Kale and Cashew Pesto (Vegan friendly) instructions

  1. Collect your ingredients. Roast the cashews and pinenuts over a medium heat. Take care not to burn the nuts, you just want them lightly brown..
  2. Place all ingredients (cashews, pinenuts. avacado, garlic, lemon juice, kale, basil, coriander, avocado oil, salt and pepper) in a blender and blend on high until the mixture is smooth and has no visible lumps. Depending on your blender, this might take anywhere between 5-10 minutes. You can also make use on an immersion/stick blender..
  3. Enjoy it with pasta, on rice cakes, as a side dip for your crisps or as a meal topping. I loved mine on homemade gluten-free gnocchi..

I've never been a huge fan of pesto.

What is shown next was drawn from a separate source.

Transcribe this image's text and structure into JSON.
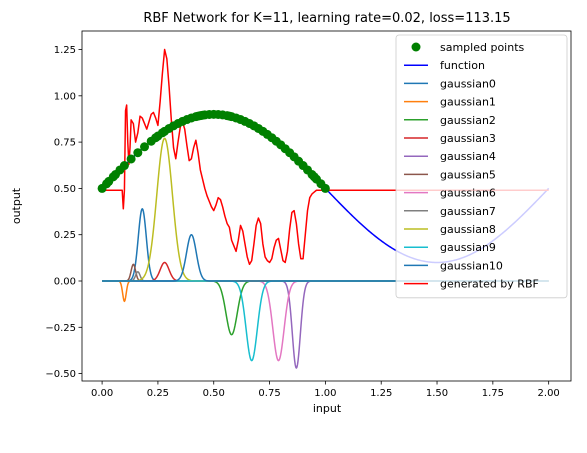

Something about the flavor just kinda rubbed me the wrong way. I never bothered looking at the ingredients of traditional pesto. One day, when Usha and I were chatting while cooking together, she told me that she loves to make Italian food, and it suddenly occurred to me that cashew cream in pesto could work really well. A few months later, when I was visiting Europe - and had access to.